Research Notes and Web Bookmarking
Bookmarks are dumb. There is no user data attached to the bookmark. You may not even know why you bookmarked that web page. If you have other notes on the webpage, you aren’t able to attach that info to the bookmarked page. So because of this, we need a intelligent bookmarking tool.
Zotero is a plug in tool that you can add to Firefox or Internet Explorer. It originally was designed as a bookmark tool for academics that captured the url, the author and publisher information off the webpage to make it easy to cite sources. It evolved and got more powerful. It now is stronger than ever, as Zotero is coming out with a stand alone program as well as an app for your Droid or iPhone.
I have high regard for Zotero, and encourage this to be one of your core tools during research.
Evernote.com is a popular note taking plug-in for web browsers. They have expanded it to other services, but I’m just going to tell you about the note taking side. You can surf the web, find an interesting web page and make a copy of it with a note you write to yourself. You also can tag that note with keywords. Once you make a note, it is uploaded into Evernotes cloud servers and synced with all your other computers that have an Evernote plug in. So you laptop, desktop, iPad, etc. all have the same notes in them.
For example, you surf to a site about green tea, you spot a funky green tea called ‘monkey-on-my-back’ and you make an Evernote to yourself to buy a pound for your uncles birthday. You tag the note as ‘birthday gifts’. Two months later, you remember you found some cool things for gifts, you look into your Evernote account, search for ‘birthday gifts’ and you find half a dozen notes to yourself including the one about this gift idea for your Uncle.

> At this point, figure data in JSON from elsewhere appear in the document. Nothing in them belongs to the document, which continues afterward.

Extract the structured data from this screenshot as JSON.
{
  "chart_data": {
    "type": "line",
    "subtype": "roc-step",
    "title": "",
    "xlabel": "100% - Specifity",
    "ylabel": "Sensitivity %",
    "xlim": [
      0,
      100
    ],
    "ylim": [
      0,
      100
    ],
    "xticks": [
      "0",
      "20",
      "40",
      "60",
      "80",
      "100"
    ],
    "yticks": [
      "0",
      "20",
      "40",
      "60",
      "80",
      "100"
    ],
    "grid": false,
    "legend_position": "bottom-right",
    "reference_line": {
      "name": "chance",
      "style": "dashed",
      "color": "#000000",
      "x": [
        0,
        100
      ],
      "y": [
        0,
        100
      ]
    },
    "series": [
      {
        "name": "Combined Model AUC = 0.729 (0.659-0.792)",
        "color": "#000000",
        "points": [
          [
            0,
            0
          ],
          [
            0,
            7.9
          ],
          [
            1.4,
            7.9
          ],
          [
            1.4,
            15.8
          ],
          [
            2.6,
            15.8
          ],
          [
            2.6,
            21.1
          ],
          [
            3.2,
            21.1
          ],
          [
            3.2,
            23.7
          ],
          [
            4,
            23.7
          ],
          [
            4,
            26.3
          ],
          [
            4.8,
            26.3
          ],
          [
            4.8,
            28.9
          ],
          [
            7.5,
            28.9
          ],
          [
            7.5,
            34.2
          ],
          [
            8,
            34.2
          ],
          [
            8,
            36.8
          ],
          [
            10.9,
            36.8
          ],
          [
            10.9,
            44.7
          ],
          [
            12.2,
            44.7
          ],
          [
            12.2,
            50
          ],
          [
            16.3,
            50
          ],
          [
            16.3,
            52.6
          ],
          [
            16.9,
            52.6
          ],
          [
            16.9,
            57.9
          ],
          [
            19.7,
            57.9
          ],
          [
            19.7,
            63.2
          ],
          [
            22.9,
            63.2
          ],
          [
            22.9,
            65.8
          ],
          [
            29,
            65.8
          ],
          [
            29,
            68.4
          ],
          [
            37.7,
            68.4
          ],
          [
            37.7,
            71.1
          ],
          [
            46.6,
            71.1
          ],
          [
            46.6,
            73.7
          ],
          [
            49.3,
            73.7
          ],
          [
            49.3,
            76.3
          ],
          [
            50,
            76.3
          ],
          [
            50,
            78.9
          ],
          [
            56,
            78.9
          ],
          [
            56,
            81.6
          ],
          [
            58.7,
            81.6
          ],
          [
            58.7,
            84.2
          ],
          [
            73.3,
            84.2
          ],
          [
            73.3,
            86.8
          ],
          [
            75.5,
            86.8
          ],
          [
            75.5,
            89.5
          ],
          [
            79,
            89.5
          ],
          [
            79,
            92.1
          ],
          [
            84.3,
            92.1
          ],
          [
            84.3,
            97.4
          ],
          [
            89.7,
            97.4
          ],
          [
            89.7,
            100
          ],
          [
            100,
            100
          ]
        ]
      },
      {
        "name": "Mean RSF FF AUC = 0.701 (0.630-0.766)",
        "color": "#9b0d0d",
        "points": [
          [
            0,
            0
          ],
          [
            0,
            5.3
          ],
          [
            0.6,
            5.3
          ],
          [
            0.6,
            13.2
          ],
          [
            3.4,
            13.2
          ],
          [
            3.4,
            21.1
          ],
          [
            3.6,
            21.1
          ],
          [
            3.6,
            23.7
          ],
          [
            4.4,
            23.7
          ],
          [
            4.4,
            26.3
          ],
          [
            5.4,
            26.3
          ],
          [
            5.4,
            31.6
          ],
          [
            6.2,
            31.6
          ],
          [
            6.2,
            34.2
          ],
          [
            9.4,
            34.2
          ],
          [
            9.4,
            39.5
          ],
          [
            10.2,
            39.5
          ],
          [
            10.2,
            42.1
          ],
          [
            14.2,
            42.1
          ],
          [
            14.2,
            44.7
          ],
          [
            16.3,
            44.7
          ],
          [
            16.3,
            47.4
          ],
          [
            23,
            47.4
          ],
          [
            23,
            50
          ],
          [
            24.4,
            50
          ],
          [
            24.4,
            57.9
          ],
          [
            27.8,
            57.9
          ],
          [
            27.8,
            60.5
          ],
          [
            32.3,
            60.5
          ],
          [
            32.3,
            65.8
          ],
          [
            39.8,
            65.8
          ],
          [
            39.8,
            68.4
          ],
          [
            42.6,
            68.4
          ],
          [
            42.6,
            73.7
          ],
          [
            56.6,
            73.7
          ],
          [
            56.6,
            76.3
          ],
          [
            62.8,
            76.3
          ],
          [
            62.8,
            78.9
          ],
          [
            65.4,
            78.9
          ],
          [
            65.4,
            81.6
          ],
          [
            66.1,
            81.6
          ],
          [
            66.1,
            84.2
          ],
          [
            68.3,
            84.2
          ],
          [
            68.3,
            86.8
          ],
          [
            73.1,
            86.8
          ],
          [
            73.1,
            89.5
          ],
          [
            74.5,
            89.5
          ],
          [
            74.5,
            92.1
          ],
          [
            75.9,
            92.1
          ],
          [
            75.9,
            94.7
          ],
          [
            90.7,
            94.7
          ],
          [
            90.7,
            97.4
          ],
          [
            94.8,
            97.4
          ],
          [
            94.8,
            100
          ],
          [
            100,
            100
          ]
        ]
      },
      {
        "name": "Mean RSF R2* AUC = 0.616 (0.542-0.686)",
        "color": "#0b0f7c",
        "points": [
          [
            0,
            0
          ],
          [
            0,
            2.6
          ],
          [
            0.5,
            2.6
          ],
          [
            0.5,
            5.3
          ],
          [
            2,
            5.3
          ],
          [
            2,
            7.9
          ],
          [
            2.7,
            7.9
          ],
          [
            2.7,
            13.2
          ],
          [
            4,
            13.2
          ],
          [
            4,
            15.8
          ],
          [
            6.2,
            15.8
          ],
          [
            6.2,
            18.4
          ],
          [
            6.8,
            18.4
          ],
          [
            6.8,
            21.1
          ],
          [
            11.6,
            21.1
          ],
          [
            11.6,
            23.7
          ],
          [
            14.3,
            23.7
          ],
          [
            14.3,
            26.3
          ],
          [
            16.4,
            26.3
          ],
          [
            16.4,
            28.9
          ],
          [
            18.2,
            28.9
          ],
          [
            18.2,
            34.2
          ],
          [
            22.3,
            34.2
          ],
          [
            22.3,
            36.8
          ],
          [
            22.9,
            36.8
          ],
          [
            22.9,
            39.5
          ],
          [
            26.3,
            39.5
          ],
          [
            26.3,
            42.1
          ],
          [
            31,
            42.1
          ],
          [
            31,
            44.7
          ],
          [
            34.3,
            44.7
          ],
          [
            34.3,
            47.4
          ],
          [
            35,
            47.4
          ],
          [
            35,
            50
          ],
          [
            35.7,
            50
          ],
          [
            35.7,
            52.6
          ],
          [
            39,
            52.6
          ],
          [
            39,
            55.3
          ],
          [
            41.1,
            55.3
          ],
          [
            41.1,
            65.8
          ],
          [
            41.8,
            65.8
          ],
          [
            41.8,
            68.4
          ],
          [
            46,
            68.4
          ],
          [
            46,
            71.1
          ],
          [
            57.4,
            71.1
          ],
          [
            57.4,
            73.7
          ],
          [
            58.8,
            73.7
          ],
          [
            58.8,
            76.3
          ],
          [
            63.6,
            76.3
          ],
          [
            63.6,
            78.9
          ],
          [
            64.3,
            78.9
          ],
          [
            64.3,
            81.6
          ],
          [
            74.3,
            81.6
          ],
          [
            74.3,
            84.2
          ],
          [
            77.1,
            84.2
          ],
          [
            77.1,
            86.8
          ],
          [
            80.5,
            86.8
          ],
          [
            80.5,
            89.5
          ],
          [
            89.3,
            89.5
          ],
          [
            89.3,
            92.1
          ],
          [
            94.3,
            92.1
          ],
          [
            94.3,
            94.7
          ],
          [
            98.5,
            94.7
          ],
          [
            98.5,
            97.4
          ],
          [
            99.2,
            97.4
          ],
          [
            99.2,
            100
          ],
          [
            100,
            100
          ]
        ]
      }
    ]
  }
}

You can Evernote pictures, web pages, PDFs (and Evernote pro can OCR the contents for you), and just about anything on the web.
Further, if you have a partner, Evernote can be used collaboratively. You just tell it what folders or notes to be shared with your partner. And as long as your partner has Evernote on his computer, he sees the notes you’ve made and shared.
Drawbacks, Evernote only works on Windows and Mac. As a Linux guy, this was a deal breaker.